Toujours le même depuis des années. Elle l’aime. Rareté, histoire secrète, impossible, confidence, sexualité. Avec lui, pas d’enjeu. Elle s’abandonne. Elle joue. Le roi du bac à sable. Toujours.
Nous avions décrété que la présence d’amants ou de maîtresses n’était pas gênante tant que ça n’enlevait rien à notre couple. D’une certaine façon, c’est toujours vrai le concernant : il n’a rien volé à mon couple. Il avait déjà ce que j’ai à peine entrevu les premières semaines de notre relation : son désir inconditionnel et son lâcher-prise.

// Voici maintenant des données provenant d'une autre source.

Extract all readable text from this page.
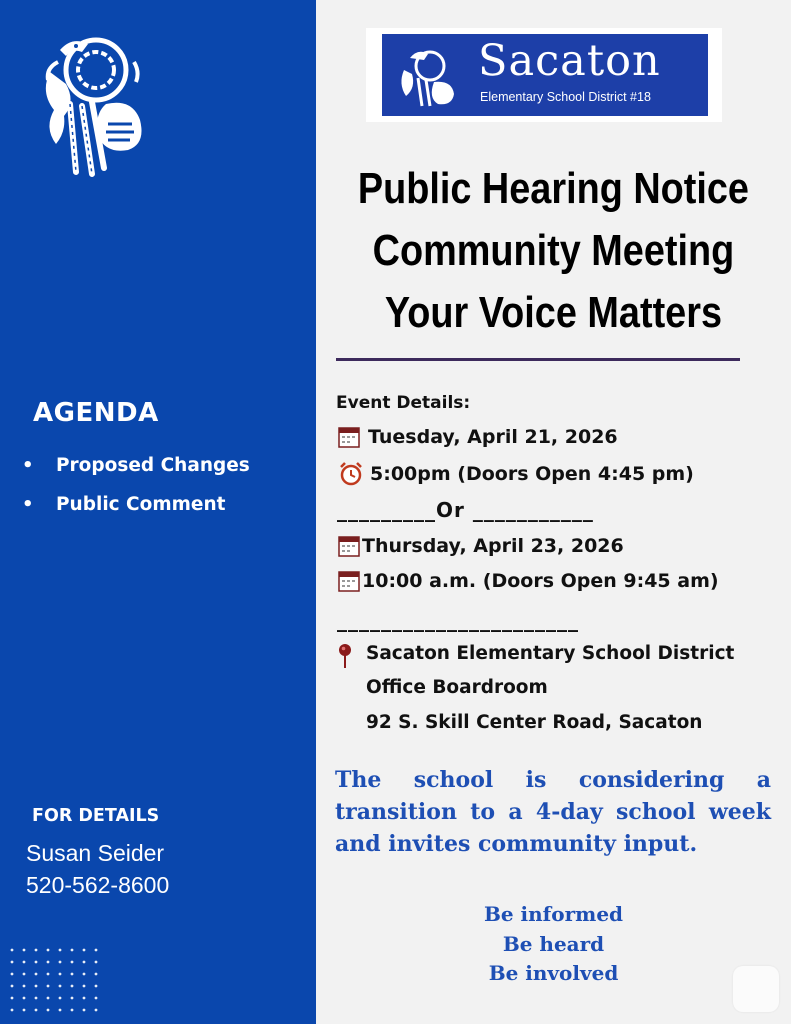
AGENDA
•	Proposed Changes
•	Public Comment
FOR DETAILS
Susan Seider
520-562-8600
Sacaton
Elementary School District #18
Public Hearing Notice
Community Meeting
Your Voice Matters
Event Details:
Tuesday, April 21, 2026
5:00pm (Doors Open 4:45 pm)
_________Or ___________
Thursday, April 23, 2026
10:00 a.m. (Doors Open 9:45 am)
______________________
Sacaton Elementary School District
Office Boardroom
92 S. Skill Center Road, Sacaton

The school is considering a transition to a 4-day school week and invites community input.

Be informed
Be heard
Be involved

Bon sang, mais dès le deuxième soir j’aurais dû me douter de quelque chose. C’était sous mes yeux : elle m’annonçait la (c)(d)ouleur. Comment ai-je pu être aussi naïf et croire que cet homme n’était qu’alternative à sa solitude, et qu’il ne lui serait plus utile notre histoire évoluant ? Je trouvais ça tellement normal pour une fille seule d’avoir un amant. Naïf, naïf, naïf. C’est la seule façon pour elle de l’avoir. Cet homme reste une constante, malgré sa rareté.
J’ai l’impression de m’apprêter à vivre une moitié de relation quand je m’attendais à une relation quasi-idéale. Je n’arrive pas à lui en vouloir, à elle. Mais l’injustice de la situation me donne envie de briser toutes les matières qui m’entourent.
De les faire voler en éclat et disparaître dans les débris.